Ivan Navarro Interview
Ivan Navarro is a contemporary sculptor from Chile. He’s best known for sculptures of fluorescent tubes that politically undermine the Minimalist style.
Who Are You?
Ivan Navarro, artist.
What do you do?
I am an artist, a sculptor, and I also run a record label called Hueso Records.
Where did you grow up?
I was born and raised in Santiago, Chile. My experience living under the dictatorship of General Augusto Pinochet continues to influence my practice. Currently, I live and work in Brooklyn, New York.
When did you take your first big risk in life?
It was in 1997 when I decided to move to New York. I was determined to integrate the concerns of my homeland within the movements of American art.
Why have you found success so far?
I would have to say my strong work ethic has been central to my success as well as my openness to collaborate and embrace the influence of artists before me to realize my vision. Never stop!
Who is someone you would love to work with but can’t?
There are many people I would love to have the chance to work with but can’t. To name a few: Gordon Matta Clark, Ellsworth Kelly, Dan Flavin, Bruce Nauman and Robert Smithson, among others.
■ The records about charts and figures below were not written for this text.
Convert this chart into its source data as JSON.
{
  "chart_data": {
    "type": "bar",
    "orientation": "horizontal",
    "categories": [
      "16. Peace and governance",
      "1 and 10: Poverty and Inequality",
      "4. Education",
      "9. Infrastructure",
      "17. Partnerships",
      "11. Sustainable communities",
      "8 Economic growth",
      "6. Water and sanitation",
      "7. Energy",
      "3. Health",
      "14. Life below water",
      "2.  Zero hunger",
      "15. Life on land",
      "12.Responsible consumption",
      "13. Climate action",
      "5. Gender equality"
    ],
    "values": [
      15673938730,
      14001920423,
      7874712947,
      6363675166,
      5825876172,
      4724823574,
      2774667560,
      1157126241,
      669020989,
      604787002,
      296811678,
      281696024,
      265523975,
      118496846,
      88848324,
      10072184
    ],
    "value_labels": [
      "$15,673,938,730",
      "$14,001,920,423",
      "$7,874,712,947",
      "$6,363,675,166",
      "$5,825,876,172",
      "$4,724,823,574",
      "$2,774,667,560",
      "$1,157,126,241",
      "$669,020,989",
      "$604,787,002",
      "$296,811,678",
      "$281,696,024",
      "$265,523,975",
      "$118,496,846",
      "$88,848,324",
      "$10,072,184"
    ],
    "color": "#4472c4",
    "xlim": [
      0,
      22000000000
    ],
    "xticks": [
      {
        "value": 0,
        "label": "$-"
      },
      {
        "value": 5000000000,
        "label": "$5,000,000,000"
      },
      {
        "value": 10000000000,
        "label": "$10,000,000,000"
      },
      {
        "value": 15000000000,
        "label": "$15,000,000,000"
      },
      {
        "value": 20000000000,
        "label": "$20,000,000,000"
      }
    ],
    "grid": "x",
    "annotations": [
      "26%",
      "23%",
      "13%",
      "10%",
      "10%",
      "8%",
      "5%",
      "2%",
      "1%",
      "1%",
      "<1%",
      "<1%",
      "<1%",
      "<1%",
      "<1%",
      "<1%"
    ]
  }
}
What are you working on now?
Lately I’ve been interested in researching language quirks and how I can turn them into sculptures. I’m also working to transition from 2D to 3D, or perhaps to some kind of unknown dimension. I was selected for the International Light Art Award. I’m making a sculpture using traffic lights.
Where do you spend most of your free time?
Probably in my living room, I have a large collection of music in vinyl that I enjoy as much as I can.
When you look back at your life so far, describe your biggest success?
A pivotal point in my career as an artist was hosting the National Chilean Pavilion at the 53rd Venice Biennale. Not only did the public seem to enjoy the work but I also received several proposals to create new projects with people who appraised the work in Venice, even years after the event.
Why are you doing this interview?
Answering these questions requires that I pause and reflect – something I value very much.